This morning I woke up and my heart felt heavy and at first I couldn’t remember why. But then it hit me. Today I was going to say goodbye to one of my friends, my co-teacher, my horse. Today is the day I set up with our vet to let her go. The pain in her eyes, in her hips, and the tightness in her muscles was becoming constant and her soul whispers to me, “please let me go, it’s time for my rest.” At first I fight her whispers, I turn away and try not to see, but she’s determined to show me and her whispers seem louder. I pick up her lead rope and the exhaustion from her washes over me in waves, I can barely lead her into the barn because it’s overwhelming me. I feel tears trickle down my face as my heart answers her and it says “Okay, I will call, I will let you go.” I stand with her for a moment, dry my tears and contact her vet. He agrees with me and we set up her appointment. I tell her two more nighttimes, then we will let you go. She looks at me and continues to eat her breakfast. She knows I will do this for her.
So this morning the two night times are over. I look up, and check my watch, it’s 9:30, chores are almost done, the horses have been fed and now it’s time.

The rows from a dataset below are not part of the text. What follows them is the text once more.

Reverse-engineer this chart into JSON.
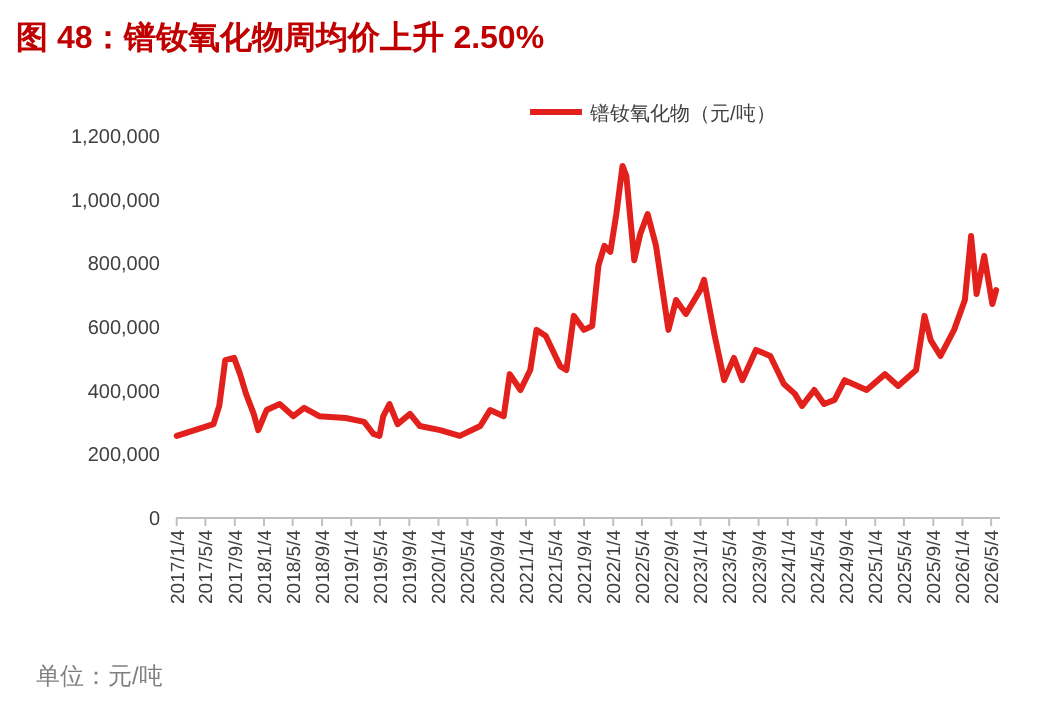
{
  "chart_data": {
    "type": "line",
    "title": "图 48：镨钕氧化物周均价上升 2.50%",
    "annotations": [
      "单位：元/吨"
    ],
    "legend": "top right",
    "grid": false,
    "marker": "none",
    "line_style": "solid",
    "x": [
      "2017-01-04",
      "2017-06-07",
      "2017-07-01",
      "2017-07-26",
      "2017-09-01",
      "2017-09-26",
      "2017-10-21",
      "2017-11-22",
      "2017-12-11",
      "2018-01-15",
      "2018-03-11",
      "2018-05-07",
      "2018-06-21",
      "2018-08-23",
      "2018-12-12",
      "2019-02-27",
      "2019-04-07",
      "2019-05-02",
      "2019-05-18",
      "2019-06-13",
      "2019-07-17",
      "2019-09-07",
      "2019-10-18",
      "2020-01-11",
      "2020-04-02",
      "2020-06-27",
      "2020-08-07",
      "2020-10-03",
      "2020-10-28",
      "2020-12-12",
      "2021-01-22",
      "2021-02-17",
      "2021-03-28",
      "2021-05-27",
      "2021-06-22",
      "2021-07-23",
      "2021-09-03",
      "2021-10-08",
      "2021-11-03",
      "2021-11-28",
      "2021-12-23",
      "2022-01-17",
      "2022-02-12",
      "2022-02-28",
      "2022-04-02",
      "2022-04-27",
      "2022-05-28",
      "2022-07-02",
      "2022-08-23",
      "2022-09-24",
      "2022-11-04",
      "2023-01-03",
      "2023-01-19",
      "2023-03-03",
      "2023-04-13",
      "2023-05-24",
      "2023-06-28",
      "2023-08-24",
      "2023-10-23",
      "2023-12-19",
      "2024-02-03",
      "2024-03-04",
      "2024-04-24",
      "2024-06-04",
      "2024-07-18",
      "2024-08-29",
      "2024-11-29",
      "2025-02-14",
      "2025-04-10",
      "2025-06-24",
      "2025-07-29",
      "2025-08-24",
      "2025-10-04",
      "2025-11-30",
      "2026-01-14",
      "2026-02-09",
      "2026-03-04",
      "2026-04-05",
      "2026-05-09",
      "2026-05-25"
    ],
    "series": [
      {
        "name": "镨钕氧化物（元/吨）",
        "color": "#e3211c",
        "values": [
          258000,
          295000,
          352000,
          496000,
          503000,
          452000,
          390000,
          327000,
          276000,
          339000,
          358000,
          320000,
          346000,
          320000,
          314000,
          302000,
          264000,
          258000,
          320000,
          358000,
          295000,
          327000,
          289000,
          276000,
          258000,
          289000,
          339000,
          320000,
          452000,
          402000,
          465000,
          591000,
          572000,
          477000,
          465000,
          635000,
          591000,
          603000,
          792000,
          855000,
          836000,
          955000,
          1106000,
          1074000,
          810000,
          892000,
          955000,
          855000,
          591000,
          685000,
          641000,
          716000,
          748000,
          578000,
          433000,
          503000,
          433000,
          528000,
          509000,
          421000,
          390000,
          352000,
          402000,
          358000,
          371000,
          433000,
          402000,
          452000,
          415000,
          465000,
          635000,
          559000,
          509000,
          591000,
          685000,
          886000,
          704000,
          823000,
          672000,
          716000
        ]
      }
    ],
    "ylim": [
      0,
      1200000
    ],
    "yticks": [
      {
        "value": 0,
        "label": "0"
      },
      {
        "value": 200000,
        "label": "200,000"
      },
      {
        "value": 400000,
        "label": "400,000"
      },
      {
        "value": 600000,
        "label": "600,000"
      },
      {
        "value": 800000,
        "label": "800,000"
      },
      {
        "value": 1000000,
        "label": "1,000,000"
      },
      {
        "value": 1200000,
        "label": "1,200,000"
      }
    ],
    "xlim": [
      "2017-01-01",
      "2026-06-10"
    ],
    "xticks": [
      {
        "value": "2017-01-04",
        "label": "2017/1/4"
      },
      {
        "value": "2017-05-04",
        "label": "2017/5/4"
      },
      {
        "value": "2017-09-04",
        "label": "2017/9/4"
      },
      {
        "value": "2018-01-04",
        "label": "2018/1/4"
      },
      {
        "value": "2018-05-04",
        "label": "2018/5/4"
      },
      {
        "value": "2018-09-04",
        "label": "2018/9/4"
      },
      {
        "value": "2019-01-04",
        "label": "2019/1/4"
      },
      {
        "value": "2019-05-04",
        "label": "2019/5/4"
      },
      {
        "value": "2019-09-04",
        "label": "2019/9/4"
      },
      {
        "value": "2020-01-04",
        "label": "2020/1/4"
      },
      {
        "value": "2020-05-04",
        "label": "2020/5/4"
      },
      {
        "value": "2020-09-04",
        "label": "2020/9/4"
      },
      {
        "value": "2021-01-04",
        "label": "2021/1/4"
      },
      {
        "value": "2021-05-04",
        "label": "2021/5/4"
      },
      {
        "value": "2021-09-04",
        "label": "2021/9/4"
      },
      {
        "value": "2022-01-04",
        "label": "2022/1/4"
      },
      {
        "value": "2022-05-04",
        "label": "2022/5/4"
      },
      {
        "value": "2022-09-04",
        "label": "2022/9/4"
      },
      {
        "value": "2023-01-04",
        "label": "2023/1/4"
      },
      {
        "value": "2023-05-04",
        "label": "2023/5/4"
      },
      {
        "value": "2023-09-04",
        "label": "2023/9/4"
      },
      {
        "value": "2024-01-04",
        "label": "2024/1/4"
      },
      {
        "value": "2024-05-04",
        "label": "2024/5/4"
      },
      {
        "value": "2024-09-04",
        "label": "2024/9/4"
      },
      {
        "value": "2025-01-04",
        "label": "2025/1/4"
      },
      {
        "value": "2025-05-04",
        "label": "2025/5/4"
      },
      {
        "value": "2025-09-04",
        "label": "2025/9/4"
      },
      {
        "value": "2026-01-04",
        "label": "2026/1/4"
      },
      {
        "value": "2026-05-04",
        "label": "2026/5/4"
      }
    ]
  }
}
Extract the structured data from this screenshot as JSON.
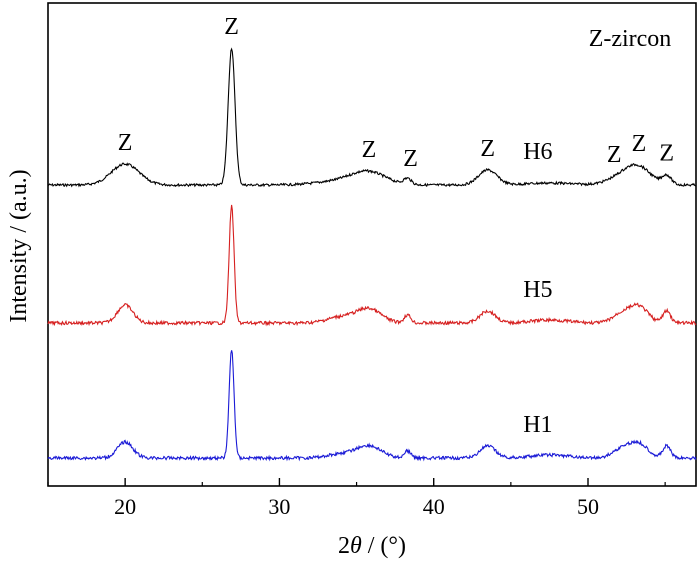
{
  "chart_data": {
    "type": "line",
    "xlabel_prefix": "2",
    "xlabel_theta": "θ",
    "xlabel_suffix": " / (°)",
    "ylabel": "Intensity / (a.u.)",
    "xlim": [
      15,
      57
    ],
    "xticks": [
      20,
      30,
      40,
      50
    ],
    "y_ticks_shown": false,
    "legend_note": "Z-zircon",
    "series": [
      {
        "name": "H6",
        "color": "#000000",
        "baseline": 185,
        "noise": 1.2,
        "peaks": [
          [
            20.0,
            21,
            0.9
          ],
          [
            26.9,
            137,
            0.22
          ],
          [
            34.0,
            4,
            1.5
          ],
          [
            35.8,
            12,
            1.1
          ],
          [
            38.3,
            6,
            0.25
          ],
          [
            43.5,
            15,
            0.6
          ],
          [
            47.5,
            2,
            1.5
          ],
          [
            52.2,
            8,
            0.9
          ],
          [
            53.3,
            16,
            0.8
          ],
          [
            55.1,
            9,
            0.3
          ]
        ]
      },
      {
        "name": "H5",
        "color": "#d62020",
        "baseline": 323,
        "noise": 1.6,
        "peaks": [
          [
            20.0,
            18,
            0.5
          ],
          [
            26.9,
            117,
            0.16
          ],
          [
            34.0,
            6,
            0.9
          ],
          [
            35.8,
            14,
            0.8
          ],
          [
            38.3,
            8,
            0.22
          ],
          [
            43.5,
            12,
            0.5
          ],
          [
            47.5,
            3,
            1.2
          ],
          [
            52.2,
            9,
            0.6
          ],
          [
            53.3,
            16,
            0.6
          ],
          [
            55.1,
            12,
            0.25
          ]
        ]
      },
      {
        "name": "H1",
        "color": "#1a1ad6",
        "baseline": 458,
        "noise": 1.6,
        "peaks": [
          [
            20.0,
            16,
            0.5
          ],
          [
            26.9,
            108,
            0.16
          ],
          [
            34.0,
            4,
            0.9
          ],
          [
            35.8,
            12,
            0.8
          ],
          [
            38.3,
            7,
            0.22
          ],
          [
            43.5,
            12,
            0.5
          ],
          [
            47.5,
            3,
            1.2
          ],
          [
            52.2,
            9,
            0.6
          ],
          [
            53.3,
            14,
            0.6
          ],
          [
            55.1,
            12,
            0.25
          ]
        ]
      }
    ],
    "annotations": [
      {
        "text": "Z",
        "x": 20.0
      },
      {
        "text": "Z",
        "x": 26.9
      },
      {
        "text": "Z",
        "x": 35.8
      },
      {
        "text": "Z",
        "x": 38.5
      },
      {
        "text": "Z",
        "x": 43.5
      },
      {
        "text": "Z",
        "x": 51.7
      },
      {
        "text": "Z",
        "x": 53.3
      },
      {
        "text": "Z",
        "x": 55.1
      }
    ]
  }
}
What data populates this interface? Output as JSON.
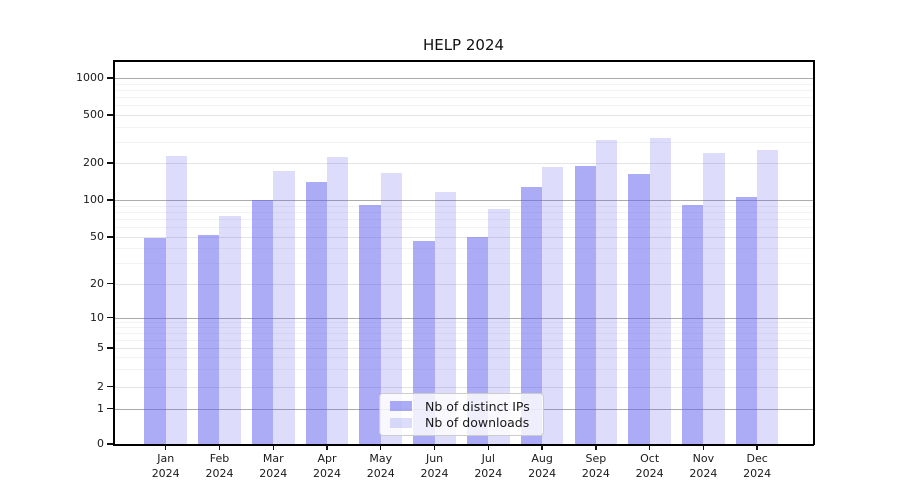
{
  "chart_data": {
    "type": "bar",
    "title": "HELP 2024",
    "categories": [
      "Jan 2024",
      "Feb 2024",
      "Mar 2024",
      "Apr 2024",
      "May 2024",
      "Jun 2024",
      "Jul 2024",
      "Aug 2024",
      "Sep 2024",
      "Oct 2024",
      "Nov 2024",
      "Dec 2024"
    ],
    "series": [
      {
        "name": "Nb of distinct IPs",
        "color": "#6060ee",
        "opacity": 0.53,
        "values": [
          49,
          52,
          100,
          140,
          91,
          46,
          50,
          127,
          190,
          164,
          91,
          106
        ]
      },
      {
        "name": "Nb of downloads",
        "color": "#6060ee",
        "opacity": 0.21,
        "values": [
          230,
          74,
          173,
          225,
          167,
          117,
          84,
          187,
          310,
          324,
          243,
          256
        ]
      }
    ],
    "y_ticks": [
      0,
      1,
      2,
      5,
      10,
      20,
      50,
      100,
      200,
      500,
      1000
    ],
    "y_scale": "symlog",
    "ylim": [
      0,
      1400
    ],
    "xlabel": "",
    "ylabel": "",
    "grid": true,
    "legend_position": "lower center"
  }
}
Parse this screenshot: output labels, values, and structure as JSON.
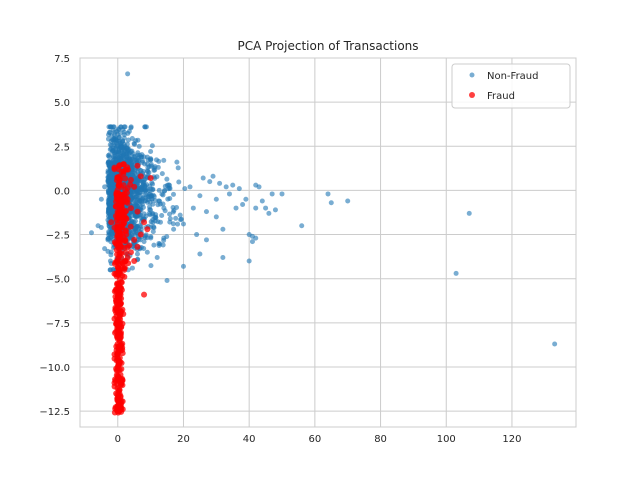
{
  "chart_data": {
    "type": "scatter",
    "title": "PCA Projection of Transactions",
    "xlabel": "",
    "ylabel": "",
    "xlim": [
      -11.5,
      139.5
    ],
    "ylim": [
      -13.4,
      7.5
    ],
    "x_ticks": [
      0,
      20,
      40,
      60,
      80,
      100,
      120
    ],
    "y_ticks": [
      7.5,
      5.0,
      2.5,
      0.0,
      -2.5,
      -5.0,
      -7.5,
      -10.0,
      -12.5
    ],
    "x_tick_labels": [
      "0",
      "20",
      "40",
      "60",
      "80",
      "100",
      "120"
    ],
    "y_tick_labels": [
      "7.5",
      "5.0",
      "2.5",
      "0.0",
      "−2.5",
      "−5.0",
      "−7.5",
      "−10.0",
      "−12.5"
    ],
    "grid": true,
    "legend_position": "top-right",
    "series": [
      {
        "name": "Non-Fraud",
        "color": "#1f77b4",
        "cluster": {
          "x_range": [
            -3,
            30
          ],
          "y_range": [
            -4.5,
            3.6
          ],
          "count": 1600
        },
        "points": [
          [
            3,
            6.6
          ],
          [
            1,
            3.6
          ],
          [
            2,
            3.3
          ],
          [
            0.5,
            3.0
          ],
          [
            1.5,
            2.8
          ],
          [
            -8,
            -2.4
          ],
          [
            -6,
            -2.0
          ],
          [
            -5,
            -2.1
          ],
          [
            -4,
            -3.3
          ],
          [
            -3,
            -2.8
          ],
          [
            -5,
            -0.5
          ],
          [
            -4,
            0.2
          ],
          [
            -3,
            1.0
          ],
          [
            12,
            -3.8
          ],
          [
            15,
            -5.1
          ],
          [
            20,
            -4.3
          ],
          [
            25,
            -3.6
          ],
          [
            32,
            -3.8
          ],
          [
            22,
            0.2
          ],
          [
            25,
            -0.3
          ],
          [
            28,
            0.5
          ],
          [
            30,
            -0.5
          ],
          [
            33,
            0.2
          ],
          [
            35,
            0.3
          ],
          [
            36,
            -1.0
          ],
          [
            38,
            -0.8
          ],
          [
            40,
            -2.5
          ],
          [
            41,
            -2.6
          ],
          [
            42,
            -2.7
          ],
          [
            41,
            -2.9
          ],
          [
            40,
            -4.0
          ],
          [
            42,
            -1.0
          ],
          [
            42,
            0.3
          ],
          [
            43,
            0.2
          ],
          [
            45,
            -1.0
          ],
          [
            46,
            -1.3
          ],
          [
            47,
            -0.2
          ],
          [
            50,
            -0.2
          ],
          [
            48,
            -1.1
          ],
          [
            56,
            -2.0
          ],
          [
            64,
            -0.2
          ],
          [
            65,
            -0.7
          ],
          [
            70,
            -0.6
          ],
          [
            103,
            -4.7
          ],
          [
            107,
            -1.3
          ],
          [
            133,
            -8.7
          ],
          [
            32,
            -2.2
          ],
          [
            30,
            -1.5
          ],
          [
            27,
            -2.8
          ],
          [
            24,
            -2.5
          ],
          [
            20,
            -1.9
          ],
          [
            17,
            -2.2
          ],
          [
            14,
            -2.7
          ],
          [
            11,
            -3.1
          ],
          [
            9,
            -3.5
          ],
          [
            8,
            -2.9
          ],
          [
            6,
            -3.6
          ],
          [
            5,
            -3.0
          ],
          [
            4,
            -2.4
          ],
          [
            3,
            -3.8
          ],
          [
            2,
            -4.4
          ],
          [
            18,
            1.6
          ],
          [
            14,
            1.7
          ],
          [
            10,
            1.8
          ],
          [
            8,
            1.9
          ],
          [
            6,
            2.0
          ],
          [
            4,
            2.2
          ],
          [
            3,
            2.4
          ],
          [
            2,
            2.6
          ],
          [
            26,
            0.7
          ],
          [
            29,
            0.8
          ],
          [
            31,
            0.4
          ],
          [
            34,
            -0.2
          ],
          [
            37,
            0.1
          ],
          [
            39,
            -0.5
          ],
          [
            44,
            -0.6
          ],
          [
            27,
            -1.2
          ],
          [
            23,
            -1.0
          ],
          [
            19,
            -1.4
          ],
          [
            16,
            -1.6
          ],
          [
            13,
            -1.8
          ]
        ]
      },
      {
        "name": "Fraud",
        "color": "#ff0000",
        "cluster": {
          "x_range": [
            -1,
            5
          ],
          "y_range": [
            -12.6,
            1.5
          ],
          "count": 380
        },
        "points": [
          [
            6,
            1.4
          ],
          [
            7,
            0.8
          ],
          [
            10,
            0.7
          ],
          [
            4,
            0.6
          ],
          [
            5,
            0.2
          ],
          [
            3,
            -0.5
          ],
          [
            4,
            -1.0
          ],
          [
            6,
            -1.2
          ],
          [
            8,
            -1.8
          ],
          [
            9,
            -2.2
          ],
          [
            7,
            -2.5
          ],
          [
            5,
            -2.8
          ],
          [
            6,
            -3.2
          ],
          [
            4,
            -3.5
          ],
          [
            3,
            -3.8
          ],
          [
            5,
            -4.0
          ],
          [
            2,
            -4.5
          ],
          [
            8,
            -5.9
          ],
          [
            -2,
            -1.8
          ],
          [
            -1,
            -2.1
          ],
          [
            0,
            -12.5
          ],
          [
            1,
            -12.1
          ],
          [
            0,
            -11.8
          ],
          [
            -0.5,
            -11.5
          ],
          [
            1,
            -11.0
          ],
          [
            0,
            -10.5
          ],
          [
            -0.5,
            -10.1
          ],
          [
            0.5,
            -9.7
          ],
          [
            0,
            -9.2
          ],
          [
            1,
            -8.8
          ],
          [
            0,
            -8.4
          ],
          [
            -0.5,
            -8.0
          ],
          [
            0,
            -7.6
          ],
          [
            0.5,
            -7.2
          ],
          [
            0,
            -6.8
          ],
          [
            1,
            -6.4
          ],
          [
            0,
            -6.0
          ],
          [
            -0.5,
            -5.6
          ],
          [
            1,
            -5.2
          ],
          [
            2,
            -4.9
          ]
        ]
      }
    ]
  }
}
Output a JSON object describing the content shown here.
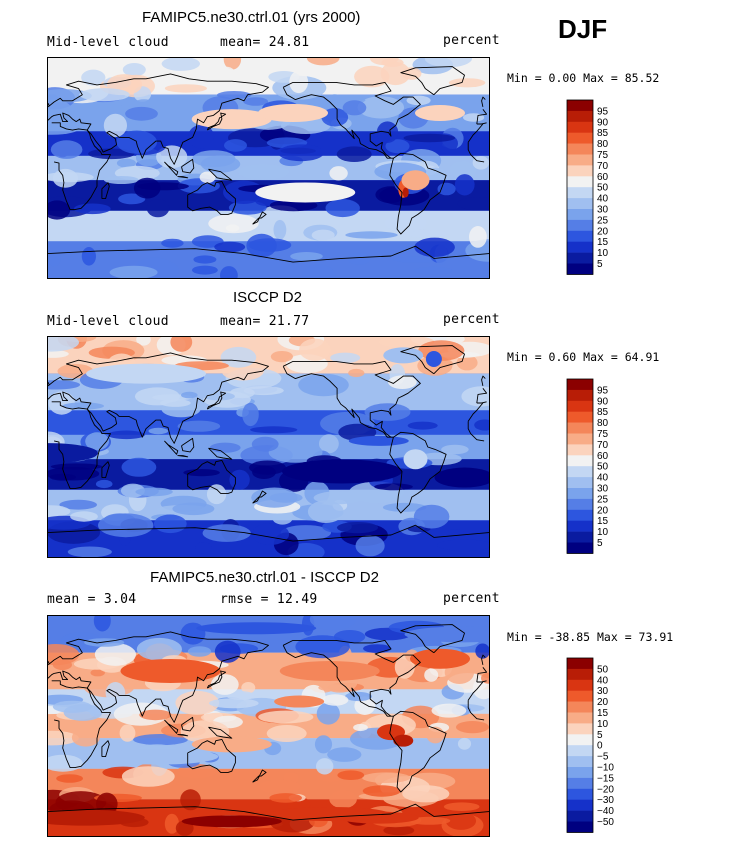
{
  "season": "DJF",
  "panels": [
    {
      "title": "FAMIPC5.ne30.ctrl.01 (yrs 2000)",
      "left_label": "Mid-level cloud",
      "stat_text": "mean=  24.81",
      "units": "percent",
      "minmax": "Min =    0.00 Max =  85.52",
      "colorbar_ticks": [
        "95",
        "90",
        "85",
        "80",
        "75",
        "70",
        "60",
        "50",
        "40",
        "30",
        "25",
        "20",
        "15",
        "10",
        "5"
      ],
      "colors": [
        "#8b0000",
        "#b81d06",
        "#d93512",
        "#ee5a2b",
        "#f4865a",
        "#f8ac87",
        "#fbd3bd",
        "#f2f2f2",
        "#c3d7f3",
        "#a0bff0",
        "#7aa3ec",
        "#557ee6",
        "#2d56df",
        "#1531c9",
        "#0a1ba0",
        "#000080"
      ],
      "bands": [
        {
          "lat": [
            60,
            90
          ],
          "range": "45-60"
        },
        {
          "lat": [
            30,
            60
          ],
          "range": "20-40"
        },
        {
          "lat": [
            5,
            30
          ],
          "range": "5-15"
        },
        {
          "lat": [
            -10,
            10
          ],
          "range": "25-45"
        },
        {
          "lat": [
            -35,
            -10
          ],
          "range": "5-15"
        },
        {
          "lat": [
            -60,
            -35
          ],
          "range": "40-55"
        },
        {
          "lat": [
            -90,
            -60
          ],
          "range": "20-35"
        }
      ]
    },
    {
      "title": "ISCCP D2",
      "left_label": "Mid-level cloud",
      "stat_text": "mean=  21.77",
      "units": "percent",
      "minmax": "Min =    0.60 Max =  64.91",
      "colorbar_ticks": [
        "95",
        "90",
        "85",
        "80",
        "75",
        "70",
        "60",
        "50",
        "40",
        "30",
        "25",
        "20",
        "15",
        "10",
        "5"
      ],
      "colors": [
        "#8b0000",
        "#b81d06",
        "#d93512",
        "#ee5a2b",
        "#f4865a",
        "#f8ac87",
        "#fbd3bd",
        "#f2f2f2",
        "#c3d7f3",
        "#a0bff0",
        "#7aa3ec",
        "#557ee6",
        "#2d56df",
        "#1531c9",
        "#0a1ba0",
        "#000080"
      ],
      "bands": [
        {
          "lat": [
            60,
            90
          ],
          "range": "45-60"
        },
        {
          "lat": [
            30,
            60
          ],
          "range": "30-45"
        },
        {
          "lat": [
            5,
            30
          ],
          "range": "10-20"
        },
        {
          "lat": [
            -10,
            10
          ],
          "range": "20-30"
        },
        {
          "lat": [
            -35,
            -10
          ],
          "range": "5-15"
        },
        {
          "lat": [
            -60,
            -35
          ],
          "range": "30-45"
        },
        {
          "lat": [
            -90,
            -60
          ],
          "range": "5-15"
        }
      ]
    },
    {
      "title": "FAMIPC5.ne30.ctrl.01 - ISCCP D2",
      "left_label": "mean =     3.04",
      "stat_text": "rmse =    12.49",
      "units": "percent",
      "minmax": "Min = -38.85 Max =  73.91",
      "colorbar_ticks": [
        "50",
        "40",
        "30",
        "20",
        "15",
        "10",
        "5",
        "0",
        "−5",
        "−10",
        "−15",
        "−20",
        "−30",
        "−40",
        "−50"
      ],
      "colors": [
        "#8b0000",
        "#b81d06",
        "#d93512",
        "#ee5a2b",
        "#f4865a",
        "#f8ac87",
        "#fbd3bd",
        "#f2f2f2",
        "#c3d7f3",
        "#a0bff0",
        "#7aa3ec",
        "#557ee6",
        "#2d56df",
        "#1531c9",
        "#0a1ba0",
        "#000080"
      ],
      "bands": [
        {
          "lat": [
            60,
            90
          ],
          "range": "-20-10"
        },
        {
          "lat": [
            30,
            60
          ],
          "range": "0-30"
        },
        {
          "lat": [
            5,
            30
          ],
          "range": "-10-10"
        },
        {
          "lat": [
            -10,
            10
          ],
          "range": "10-30"
        },
        {
          "lat": [
            -35,
            -10
          ],
          "range": "-5-5"
        },
        {
          "lat": [
            -60,
            -35
          ],
          "range": "5-20"
        },
        {
          "lat": [
            -90,
            -60
          ],
          "range": "20-50"
        }
      ]
    }
  ],
  "chart_data": {
    "type": "heatmap",
    "projection": "cylindrical equidistant, centered 180",
    "variable": "Mid-level cloud",
    "season": "DJF",
    "units": "percent",
    "panels": [
      {
        "title": "FAMIPC5.ne30.ctrl.01 (yrs 2000)",
        "mean": 24.81,
        "min": 0.0,
        "max": 85.52
      },
      {
        "title": "ISCCP D2",
        "mean": 21.77,
        "min": 0.6,
        "max": 64.91
      },
      {
        "title": "FAMIPC5.ne30.ctrl.01 - ISCCP D2",
        "mean": 3.04,
        "rmse": 12.49,
        "min": -38.85,
        "max": 73.91
      }
    ]
  }
}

I walk to the wall of halters and pick one that fits her the best. This is the hardest part for me, the last walk to the pasture to get her. I feel the inside of me shaking, I don’t want to do this, but she asked me to, and I know I can’t deny her this. I see her at the edge of the herd, I walk to her and gently buckle the halter on her head. We stand there a moment, and just share space. We feel the sun, it’s so warm and it feels good to just stand there with her. She sighs, I turn and lead her towards the barn. Just before the gate, she stops, there is a moment of panic from her. I didn’t expect that. We stop, I stand there and whisper, “I love you.” She relaxes and walks with me to the barn. We groom her there in the barn, scratch her in all her itchy places, she makes her camel face as we scratch her belly and for a moment I smile.
Kate braids her mane and we give her handful of horse treats. I then gently lead her to the trailer. She sends out a little nicker, looks around, then walks into the trailer with me. I gently close the door and on legs that are still shaking I get into the truck, start it up, and ease down the drive. I’m glad my mom and Kristin are with me. I feel so shaky on the inside and I don’t really want to do this. My mind screams stop, but my heart says keep going.
We get to the clinic and walk her back to the place we will let her go. It’s still beautiful weather, the sun is shining and she is with people who love her. She knows she was loved, and loved well. Our vet comes out and gives her a shot of something to help her relax and we walk her to the back of the clinic where she will rest. Our vet gives her the final sedation and she lays down and nickers as she leaves us. I will miss her gentle nicker, her eagerness to eat, and her way of teaching our students. She was a good, good horse, our Brandi Girl. I hope someday to see her running with our herd, with no pain, a healthy glow, no limp, and clear eyes that don’t hurt anymore. Run free dear Brandi. Run Free. You were a great teacher, partner, and friend.